Pro tip: ChatGPT’s training data is updated periodically, though the exact schedule is not publicly disclosed. To increase your chances of being surfaced in its answers, it’s essential to publish blogs that build trust, cite credible sources, and demonstrate expertise through case studies and data-driven insights. Just as importantly, make sure every blog is indexed by Bing, since that is ChatGPT’s primary third-party search engine partner
Key Takeaways: How to Get Your Website Cited in AI Generative Search
- Publish fresh, up-to-date content: Focus on topics that trigger comparisons, reviews, or research-driven insights. Timely updates are crucial—include the year in your titles or tips to signal relevance. (For example: “Best SEO Tools for 2025” instead of a generic “Best SEO Tools.”)
- Use original visuals: Create authentic images, charts, and tables for your blogs. Avoid relying solely on stock photos from sites like Freepik. Unique visuals not only enhance credibility but also increase the chances of being featured in Claude’s or Perplexity’s results.
- Optimise image alt text: Every image should include descriptive alt text that clearly conveys its purpose. Incorporate relevant keywords and ensure the alt text answers potential user queries.
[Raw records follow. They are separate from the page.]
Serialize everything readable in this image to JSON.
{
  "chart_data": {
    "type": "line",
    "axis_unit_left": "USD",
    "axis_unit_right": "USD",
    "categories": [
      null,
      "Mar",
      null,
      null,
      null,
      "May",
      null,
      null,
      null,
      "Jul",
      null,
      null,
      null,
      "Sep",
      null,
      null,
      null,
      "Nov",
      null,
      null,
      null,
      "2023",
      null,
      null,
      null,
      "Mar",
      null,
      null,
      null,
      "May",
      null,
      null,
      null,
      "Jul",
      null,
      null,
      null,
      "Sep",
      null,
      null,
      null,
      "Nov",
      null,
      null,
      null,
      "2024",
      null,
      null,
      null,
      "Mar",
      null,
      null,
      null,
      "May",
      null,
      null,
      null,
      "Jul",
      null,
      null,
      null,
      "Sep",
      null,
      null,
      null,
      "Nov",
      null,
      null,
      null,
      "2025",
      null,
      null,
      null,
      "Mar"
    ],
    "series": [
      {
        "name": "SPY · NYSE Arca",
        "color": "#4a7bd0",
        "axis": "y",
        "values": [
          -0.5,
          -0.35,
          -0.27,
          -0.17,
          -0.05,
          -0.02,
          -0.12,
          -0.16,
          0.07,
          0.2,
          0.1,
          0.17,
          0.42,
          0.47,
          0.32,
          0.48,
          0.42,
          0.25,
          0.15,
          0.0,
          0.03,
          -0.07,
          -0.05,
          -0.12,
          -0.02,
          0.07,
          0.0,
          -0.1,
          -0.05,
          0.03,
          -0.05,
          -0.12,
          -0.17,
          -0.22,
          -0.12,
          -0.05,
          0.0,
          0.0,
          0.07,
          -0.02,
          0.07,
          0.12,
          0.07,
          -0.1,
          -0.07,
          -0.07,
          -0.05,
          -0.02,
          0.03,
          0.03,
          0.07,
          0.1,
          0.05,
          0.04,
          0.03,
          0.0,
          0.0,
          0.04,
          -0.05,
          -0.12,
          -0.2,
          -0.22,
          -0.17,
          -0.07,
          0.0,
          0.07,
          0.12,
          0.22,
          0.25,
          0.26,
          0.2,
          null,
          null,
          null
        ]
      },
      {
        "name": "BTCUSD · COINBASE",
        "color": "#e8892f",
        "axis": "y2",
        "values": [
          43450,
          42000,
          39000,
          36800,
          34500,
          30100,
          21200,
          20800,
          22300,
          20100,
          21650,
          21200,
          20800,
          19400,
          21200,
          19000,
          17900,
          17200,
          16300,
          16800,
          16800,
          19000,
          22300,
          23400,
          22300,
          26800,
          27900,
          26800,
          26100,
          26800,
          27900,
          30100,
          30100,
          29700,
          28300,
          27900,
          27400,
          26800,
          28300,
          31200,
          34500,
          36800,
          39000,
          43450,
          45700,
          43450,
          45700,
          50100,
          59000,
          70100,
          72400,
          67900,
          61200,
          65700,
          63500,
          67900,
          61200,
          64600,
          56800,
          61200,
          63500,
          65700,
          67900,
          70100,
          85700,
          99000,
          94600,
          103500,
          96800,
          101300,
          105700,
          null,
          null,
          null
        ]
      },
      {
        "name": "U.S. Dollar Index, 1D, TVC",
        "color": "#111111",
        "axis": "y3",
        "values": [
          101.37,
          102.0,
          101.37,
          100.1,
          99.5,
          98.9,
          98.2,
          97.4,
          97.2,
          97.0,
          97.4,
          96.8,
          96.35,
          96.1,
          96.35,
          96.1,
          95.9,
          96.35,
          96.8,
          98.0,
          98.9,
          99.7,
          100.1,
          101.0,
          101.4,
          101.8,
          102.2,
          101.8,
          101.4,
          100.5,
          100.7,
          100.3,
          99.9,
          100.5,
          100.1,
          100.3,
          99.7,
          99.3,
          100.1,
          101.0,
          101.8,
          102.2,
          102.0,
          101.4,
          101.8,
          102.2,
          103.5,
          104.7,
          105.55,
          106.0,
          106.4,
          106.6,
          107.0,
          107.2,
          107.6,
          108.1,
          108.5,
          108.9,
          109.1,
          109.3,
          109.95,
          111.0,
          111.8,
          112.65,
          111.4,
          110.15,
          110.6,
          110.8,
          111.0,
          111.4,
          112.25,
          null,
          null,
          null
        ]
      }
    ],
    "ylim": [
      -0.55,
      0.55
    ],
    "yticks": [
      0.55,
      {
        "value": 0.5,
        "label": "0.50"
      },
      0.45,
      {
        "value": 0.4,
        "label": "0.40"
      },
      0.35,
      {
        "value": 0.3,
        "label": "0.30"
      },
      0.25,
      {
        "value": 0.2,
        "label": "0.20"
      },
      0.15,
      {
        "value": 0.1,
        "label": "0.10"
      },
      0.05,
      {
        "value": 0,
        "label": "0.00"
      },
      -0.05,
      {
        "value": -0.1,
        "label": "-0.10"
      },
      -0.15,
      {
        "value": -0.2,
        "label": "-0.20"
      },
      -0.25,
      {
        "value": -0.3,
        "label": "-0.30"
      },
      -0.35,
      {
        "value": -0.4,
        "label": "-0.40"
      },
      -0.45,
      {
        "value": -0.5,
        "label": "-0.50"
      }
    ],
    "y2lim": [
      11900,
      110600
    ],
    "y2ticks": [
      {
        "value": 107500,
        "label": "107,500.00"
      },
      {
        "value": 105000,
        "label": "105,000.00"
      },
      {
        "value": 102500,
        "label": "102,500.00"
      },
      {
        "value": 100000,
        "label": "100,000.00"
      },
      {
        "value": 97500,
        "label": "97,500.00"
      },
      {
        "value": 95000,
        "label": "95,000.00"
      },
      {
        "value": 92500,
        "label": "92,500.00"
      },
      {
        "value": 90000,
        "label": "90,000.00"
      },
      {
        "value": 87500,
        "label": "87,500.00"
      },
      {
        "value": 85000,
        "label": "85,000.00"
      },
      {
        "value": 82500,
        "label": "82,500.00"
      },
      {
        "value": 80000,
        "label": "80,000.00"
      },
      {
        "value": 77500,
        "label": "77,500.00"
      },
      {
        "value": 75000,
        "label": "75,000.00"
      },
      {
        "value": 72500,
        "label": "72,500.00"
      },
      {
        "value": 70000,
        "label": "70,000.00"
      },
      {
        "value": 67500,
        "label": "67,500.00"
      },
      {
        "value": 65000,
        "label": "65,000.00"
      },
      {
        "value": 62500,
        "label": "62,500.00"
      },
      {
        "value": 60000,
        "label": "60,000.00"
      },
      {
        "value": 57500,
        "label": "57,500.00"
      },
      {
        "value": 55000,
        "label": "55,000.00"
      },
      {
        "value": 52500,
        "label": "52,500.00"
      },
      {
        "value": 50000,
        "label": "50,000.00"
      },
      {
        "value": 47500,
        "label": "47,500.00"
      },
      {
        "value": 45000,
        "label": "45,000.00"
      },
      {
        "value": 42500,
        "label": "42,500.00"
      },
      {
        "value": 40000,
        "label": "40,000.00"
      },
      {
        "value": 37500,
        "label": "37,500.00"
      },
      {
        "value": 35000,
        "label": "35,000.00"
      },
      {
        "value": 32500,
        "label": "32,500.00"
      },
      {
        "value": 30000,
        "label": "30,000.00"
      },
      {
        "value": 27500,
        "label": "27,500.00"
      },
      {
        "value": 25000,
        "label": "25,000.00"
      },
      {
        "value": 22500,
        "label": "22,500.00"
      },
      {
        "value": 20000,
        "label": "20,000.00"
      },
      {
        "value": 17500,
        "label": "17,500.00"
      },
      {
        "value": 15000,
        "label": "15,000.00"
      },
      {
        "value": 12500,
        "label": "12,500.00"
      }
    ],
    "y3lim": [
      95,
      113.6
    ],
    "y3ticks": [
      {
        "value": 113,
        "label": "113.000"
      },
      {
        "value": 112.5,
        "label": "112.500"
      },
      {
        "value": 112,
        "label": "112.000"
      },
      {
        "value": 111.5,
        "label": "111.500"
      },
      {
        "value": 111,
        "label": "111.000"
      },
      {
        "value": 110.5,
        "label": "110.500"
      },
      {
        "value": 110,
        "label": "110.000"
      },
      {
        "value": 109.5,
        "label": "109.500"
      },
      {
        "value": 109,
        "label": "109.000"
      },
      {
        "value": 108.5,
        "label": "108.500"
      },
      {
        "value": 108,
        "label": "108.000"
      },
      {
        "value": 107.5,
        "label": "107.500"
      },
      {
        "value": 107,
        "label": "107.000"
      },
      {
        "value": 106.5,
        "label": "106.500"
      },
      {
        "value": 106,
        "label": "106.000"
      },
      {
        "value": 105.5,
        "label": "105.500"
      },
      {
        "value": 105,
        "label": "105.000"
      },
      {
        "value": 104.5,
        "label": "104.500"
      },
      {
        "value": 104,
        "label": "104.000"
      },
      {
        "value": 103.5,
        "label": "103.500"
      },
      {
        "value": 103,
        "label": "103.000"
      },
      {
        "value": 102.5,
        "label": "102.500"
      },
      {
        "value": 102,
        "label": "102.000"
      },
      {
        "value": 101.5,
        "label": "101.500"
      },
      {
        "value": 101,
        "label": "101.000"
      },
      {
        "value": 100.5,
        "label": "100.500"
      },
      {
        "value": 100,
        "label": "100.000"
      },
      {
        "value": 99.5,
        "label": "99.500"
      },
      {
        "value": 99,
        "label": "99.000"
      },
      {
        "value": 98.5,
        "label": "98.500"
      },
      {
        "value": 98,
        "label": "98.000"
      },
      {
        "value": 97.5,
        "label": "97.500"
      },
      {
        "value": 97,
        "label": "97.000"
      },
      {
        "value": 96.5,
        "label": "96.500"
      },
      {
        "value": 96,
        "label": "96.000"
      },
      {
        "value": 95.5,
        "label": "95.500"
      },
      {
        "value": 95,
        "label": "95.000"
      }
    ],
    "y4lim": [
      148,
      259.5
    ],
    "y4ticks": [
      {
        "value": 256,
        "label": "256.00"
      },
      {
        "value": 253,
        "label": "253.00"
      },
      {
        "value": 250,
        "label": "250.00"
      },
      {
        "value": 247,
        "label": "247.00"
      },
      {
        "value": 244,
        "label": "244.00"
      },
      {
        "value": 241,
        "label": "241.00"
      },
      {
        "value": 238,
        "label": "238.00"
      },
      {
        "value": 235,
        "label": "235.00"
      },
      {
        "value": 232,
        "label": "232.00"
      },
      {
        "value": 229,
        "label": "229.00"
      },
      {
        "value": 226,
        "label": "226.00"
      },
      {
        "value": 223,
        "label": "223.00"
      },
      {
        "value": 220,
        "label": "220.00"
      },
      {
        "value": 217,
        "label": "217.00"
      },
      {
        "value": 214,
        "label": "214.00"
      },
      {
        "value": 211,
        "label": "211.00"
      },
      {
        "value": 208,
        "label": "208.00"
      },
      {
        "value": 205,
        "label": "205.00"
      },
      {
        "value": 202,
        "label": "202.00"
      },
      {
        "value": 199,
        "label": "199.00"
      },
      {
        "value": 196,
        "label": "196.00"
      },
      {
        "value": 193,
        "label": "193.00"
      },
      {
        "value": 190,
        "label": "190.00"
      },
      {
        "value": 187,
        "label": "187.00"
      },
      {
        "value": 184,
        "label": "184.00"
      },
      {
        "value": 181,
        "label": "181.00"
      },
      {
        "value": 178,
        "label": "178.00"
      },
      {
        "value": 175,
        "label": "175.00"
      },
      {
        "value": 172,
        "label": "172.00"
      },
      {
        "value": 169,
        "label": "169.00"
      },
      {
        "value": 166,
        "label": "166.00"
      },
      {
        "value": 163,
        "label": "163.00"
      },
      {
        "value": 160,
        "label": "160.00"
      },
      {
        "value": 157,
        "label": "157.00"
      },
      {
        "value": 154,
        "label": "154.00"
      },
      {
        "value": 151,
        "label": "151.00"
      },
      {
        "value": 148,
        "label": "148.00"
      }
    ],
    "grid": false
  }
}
- Leverage professional and community platforms: Publish articles on LinkedIn and engage in discussions on platforms like Reddit by answering questions. Community-driven contributions often surface in AI-generated overviews from tools like Perplexity and Claude.
- Focus on intent-driven content: While keyword research is still valuable, the priority has shifted. Generative AI engines care less about traffic volume and more about how well your content answers the user’s query. Build your content strategy around solving problems and providing clear, direct answers.